O papa pediu este domingo aos cristãos orações pelas vítimas e pelos responsáveis das mortes no Mar Mediterrâneo e afirmou que continua a rezar por “um caminho de paz na Colômbia”. “Penso nas vítimas dos naufrágios no Mediterrâneo. Procuravam um futuro para a sua vida. Vítimas talvez de traficantes de seres humanos.

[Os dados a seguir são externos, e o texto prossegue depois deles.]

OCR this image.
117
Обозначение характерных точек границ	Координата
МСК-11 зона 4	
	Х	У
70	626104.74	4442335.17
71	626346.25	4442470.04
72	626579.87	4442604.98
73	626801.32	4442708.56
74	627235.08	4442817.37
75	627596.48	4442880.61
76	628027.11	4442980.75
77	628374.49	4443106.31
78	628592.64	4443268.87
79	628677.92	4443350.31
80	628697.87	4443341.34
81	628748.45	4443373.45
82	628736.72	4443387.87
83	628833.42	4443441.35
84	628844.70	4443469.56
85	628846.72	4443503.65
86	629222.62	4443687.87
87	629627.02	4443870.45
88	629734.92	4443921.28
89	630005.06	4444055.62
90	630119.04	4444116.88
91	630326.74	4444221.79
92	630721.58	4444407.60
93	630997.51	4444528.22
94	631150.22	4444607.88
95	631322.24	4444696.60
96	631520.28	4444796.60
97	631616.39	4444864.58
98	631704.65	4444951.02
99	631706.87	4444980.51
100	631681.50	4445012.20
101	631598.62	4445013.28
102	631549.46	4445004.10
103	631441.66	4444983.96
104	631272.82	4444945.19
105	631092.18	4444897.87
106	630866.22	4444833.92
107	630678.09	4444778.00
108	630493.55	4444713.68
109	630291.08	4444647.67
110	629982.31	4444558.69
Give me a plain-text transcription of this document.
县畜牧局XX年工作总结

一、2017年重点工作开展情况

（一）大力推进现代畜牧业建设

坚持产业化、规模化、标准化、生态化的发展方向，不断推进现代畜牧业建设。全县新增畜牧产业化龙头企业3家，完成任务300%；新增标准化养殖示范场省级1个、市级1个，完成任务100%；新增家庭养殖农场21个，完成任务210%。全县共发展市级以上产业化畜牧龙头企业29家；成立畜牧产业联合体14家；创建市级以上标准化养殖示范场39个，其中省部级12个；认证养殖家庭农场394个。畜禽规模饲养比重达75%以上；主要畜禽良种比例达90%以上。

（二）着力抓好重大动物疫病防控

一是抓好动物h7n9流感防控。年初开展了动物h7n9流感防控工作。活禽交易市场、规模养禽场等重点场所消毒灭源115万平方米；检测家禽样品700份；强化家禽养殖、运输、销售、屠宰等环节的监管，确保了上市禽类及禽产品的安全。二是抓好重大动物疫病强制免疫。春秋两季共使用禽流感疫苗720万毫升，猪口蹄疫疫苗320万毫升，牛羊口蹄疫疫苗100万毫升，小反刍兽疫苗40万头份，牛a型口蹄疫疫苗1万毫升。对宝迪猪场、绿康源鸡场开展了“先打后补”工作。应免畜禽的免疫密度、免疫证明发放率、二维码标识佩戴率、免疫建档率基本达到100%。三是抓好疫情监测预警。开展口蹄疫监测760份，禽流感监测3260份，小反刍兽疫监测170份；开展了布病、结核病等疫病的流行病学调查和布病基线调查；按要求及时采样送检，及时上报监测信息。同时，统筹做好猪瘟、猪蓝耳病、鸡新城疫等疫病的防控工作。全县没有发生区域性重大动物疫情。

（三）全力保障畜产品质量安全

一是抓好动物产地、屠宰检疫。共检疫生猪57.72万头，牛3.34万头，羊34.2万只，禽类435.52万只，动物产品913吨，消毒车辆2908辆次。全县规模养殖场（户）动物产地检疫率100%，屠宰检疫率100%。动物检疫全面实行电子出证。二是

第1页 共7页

Rezemos por eles e por todos os que têm responsabilidades no que sucedeu”, disse Francisco durante a celebração do Angelus, na Praça de São Pedro, na Cidade do Vaticano.

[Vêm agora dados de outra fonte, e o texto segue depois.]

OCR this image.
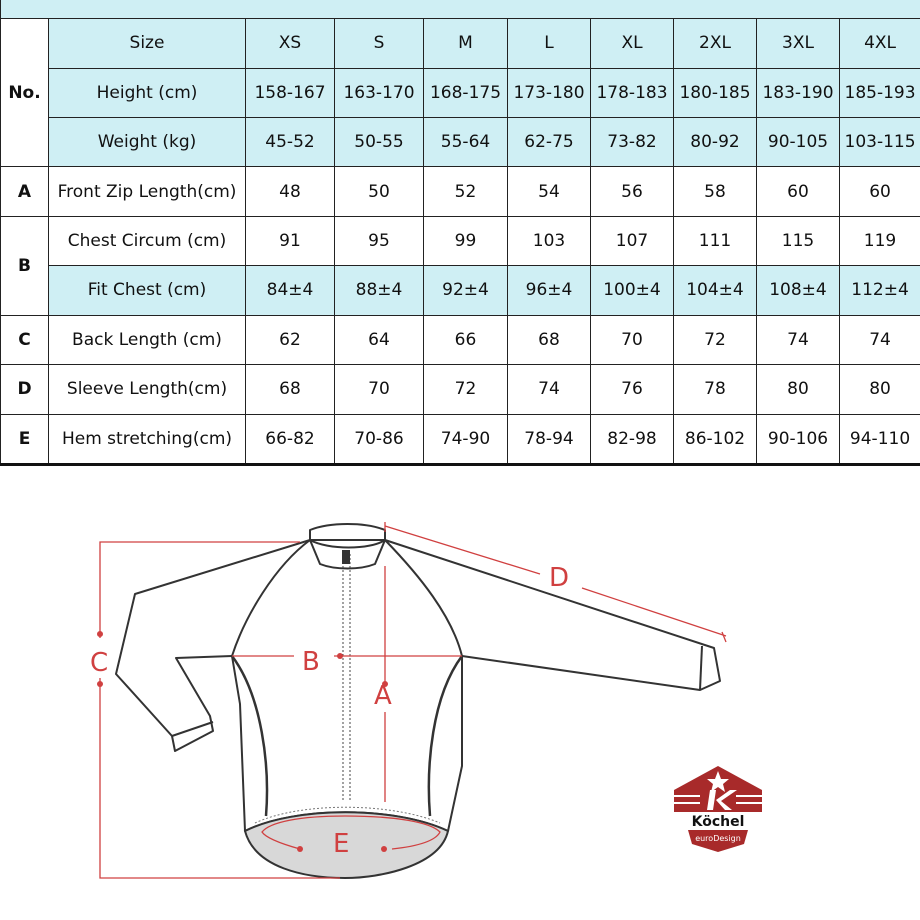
No.	Size	XS	S	M	L	XL	2XL	3XL	4XL
	Height (cm)	158-167	163-170	168-175	173-180	178-183	180-185	183-190	185-193
	Weight (kg)	45-52	50-55	55-64	62-75	73-82	80-92	90-105	103-115
A	Front Zip Length(cm)	48	50	52	54	56	58	60	60
B	Chest Circum (cm)	91	95	99	103	107	111	115	119
	Fit Chest (cm)	84±4	88±4	92±4	96±4	100±4	104±4	108±4	112±4
C	Back Length (cm)	62	64	66	68	70	72	74	74
D	Sleeve Length(cm)	68	70	72	74	76	78	80	80
E	Hem stretching(cm)	66-82	70-86	74-90	78-94	82-98	86-102	90-106	94-110
C
D
B
A
E
Köchel
euroDesign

A Organização Internacional das Migrações (OIM) afirmou que o naufrágio a 50 milhas da costa da Líbia, na sexta-feira, é o segundo em dois dias e aumenta o total de migrantes desaparecidos no Mediterrâneo para 200 só este ano. Em comunicado, a OIM referiu que, nesta segunda tragédia, foram resgatados três sobreviventes, que terão comunicado que na embarcação seguiam 120 pessoas a bordo. Foram também registados três mortos.

Durante a celebração, o papa Francisco afirmou também que continua a rezar por “um caminho de paz na Colômbia”, depois de um ataque contra a escola nacional de polícia, em Bogotá, que matou 21 pessoas e feriu várias dezenas. O líder da Igreja Católica recordou ainda que na quarta-feira vai viajar para o Panamá para participar na 34.ª Jornada Mundial da Juventude, evento que classificou como “bonito e muito importante para o caminho da Igreja”.

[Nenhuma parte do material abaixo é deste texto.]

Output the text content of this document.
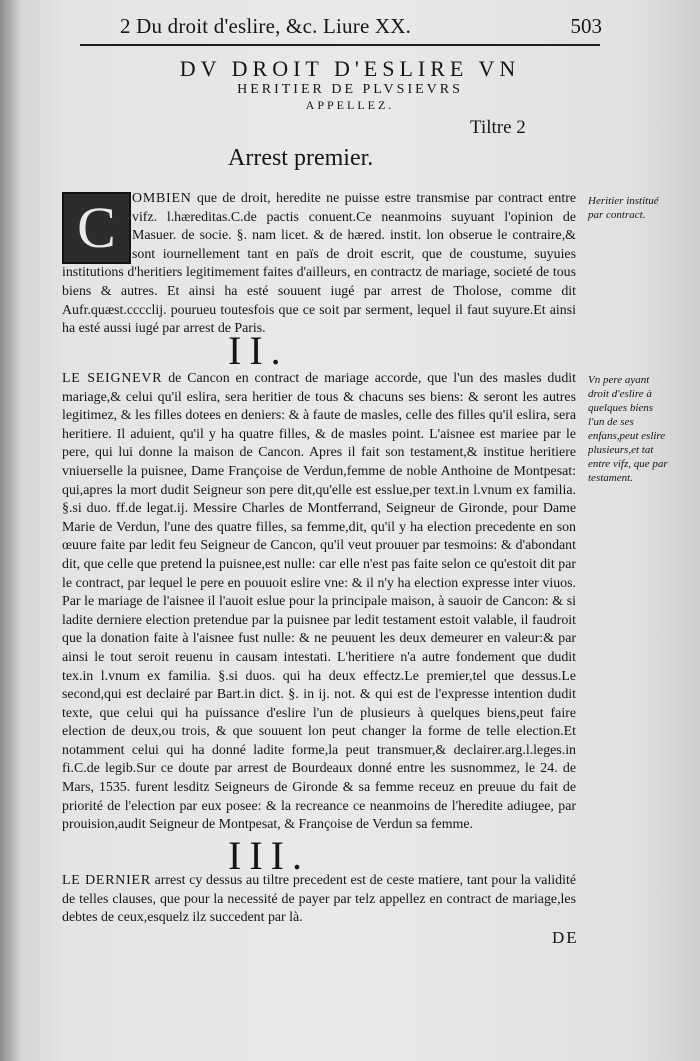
2 Du droit d'eslire, &c. Liure XX.	503
DV DROIT D'ESLIRE VN
HERITIER DE PLVSIEVRS
APPELLEZ.
Tiltre 2
Arrest premier.
C	OMBIEN que de droit, heredite ne puisse estre transmise par contract entre vifz. l.hæreditas.C.de pactis conuent.Ce neanmoins suyuant l'opinion de Masuer. de socie. §. nam licet. & de hæred. instit. lon obserue le contraire,& sont iournellement tant en païs de droit escrit, que de coustume, suyuies institutions d'heritiers legitimement faites d'ailleurs, en contractz de mariage, societé de tous biens & autres. Et ainsi ha esté souuent iugé par arrest de Tholose, comme dit Aufr.quæst.cccclij. pourueu toutesfois que ce soit par serment, lequel il faut suyure.Et ainsi ha esté aussi iugé par arrest de Paris.

II.

LE SEIGNEVR de Cancon en contract de mariage accorde, que l'un des masles dudit mariage,& celui qu'il eslira, sera heritier de tous & chacuns ses biens: & seront les autres legitimez, & les filles dotees en deniers: & à faute de masles, celle des filles qu'il eslira, sera heritiere. Il aduient, qu'il y ha quatre filles, & de masles point. L'aisnee est mariee par le pere, qui lui donne la maison de Cancon. Apres il fait son testament,& institue heritiere vniuerselle la puisnee, Dame Françoise de Verdun,femme de noble Anthoine de Montpesat: qui,apres la mort dudit Seigneur son pere dit,qu'elle est esslue,per text.in l.vnum ex familia. §.si duo. ff.de legat.ij. Messire Charles de Montferrand, Seigneur de Gironde, pour Dame Marie de Verdun, l'une des quatre filles, sa femme,dit, qu'il y ha election precedente en son œuure faite par ledit feu Seigneur de Cancon, qu'il veut prouuer par tesmoins: & d'abondant dit, que celle que pretend la puisnee,est nulle: car elle n'est pas faite selon ce qu'estoit dit par le contract, par lequel le pere en pouuoit eslire vne: & il n'y ha election expresse inter viuos. Par le mariage de l'aisnee il l'auoit eslue pour la principale maison, à sauoir de Cancon: & si ladite derniere election pretendue par la puisnee par ledit testament estoit valable, il faudroit que la donation faite à l'aisnee fust nulle: & ne peuuent les deux demeurer en valeur:& par ainsi le tout seroit reuenu in causam intestati. L'heritiere n'a autre fondement que dudit tex.in l.vnum ex familia. §.si duos. qui ha deux effectz.Le premier,tel que dessus.Le second,qui est declairé par Bart.in dict. §. in ij. not. & qui est de l'expresse intention dudit texte, que celui qui ha puissance d'eslire l'un de plusieurs à quelques biens,peut faire election de deux,ou trois, & que souuent lon peut changer la forme de telle election.Et notamment celui qui ha donné ladite forme,la peut transmuer,& declairer.arg.l.leges.in fi.C.de legib.Sur ce doute par arrest de Bourdeaux donné entre les susnommez, le 24. de Mars, 1535. furent lesditz Seigneurs de Gironde & sa femme receuz en preuue du fait de priorité de l'election par eux posee: & la recreance ce neanmoins de l'heredite adiugee, par prouision,audit Seigneur de Montpesat, & Françoise de Verdun sa femme.

III.

LE DERNIER arrest cy dessus au tiltre precedent est de ceste matiere, tant pour la validité de telles clauses, que pour la necessité de payer par telz appellez en contract de mariage,les debtes de ceux,esquelz ilz succedent par là.

Heritier institué par contract.
Vn pere ayant droit d'eslire à quelques biens l'un de ses enfans,peut eslire plusieurs,et tat entre vifz, que par testament.
DE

O Presidente da República, Marcelo Rebelo de Sousa, vai participar na Jornada Mundial da Juventude, tendo a autorização para a deslocação do chefe de Estado ao Panamá sido aprovada no passado dia 11 pela Assembleia da República, por unanimidade. O projeto de resolução aprovado refere que Marcelo Rebelo de Sousa irá deslocar-se ao Panamá a convite do seu homólogo panamiano, Juan Carlos Varela, fazendo escala em Espanha.

A Jornada Mundial da Juventude é um evento instituído pelo papa João Paulo II, que se realizou pela primeira vez em 1986, em Roma, e que se repete a cada dois ou três anos, numa cidade diferente. No início de dezembro, o Presidente da República comentou a possibilidade de a Jornada Mundial da Juventude de 2022 vir a realizar-se em Portugal, considerando que “seria uma magnífica notícia”, mas ressalvou que era necessário aguardar pela palavra do pontífice. “A palavra é do papa Francisco e ele não a dará antes do Panamá, antes das Jornadas de janeiro, vamos esperar”, declarou na altura o chefe de Estado aos jornalistas.

O papa Francisco esteve em Portugal em visita apostólica entre 12 e 13 de maio de 2017, por ocasião do centenário das aparições em Fátima.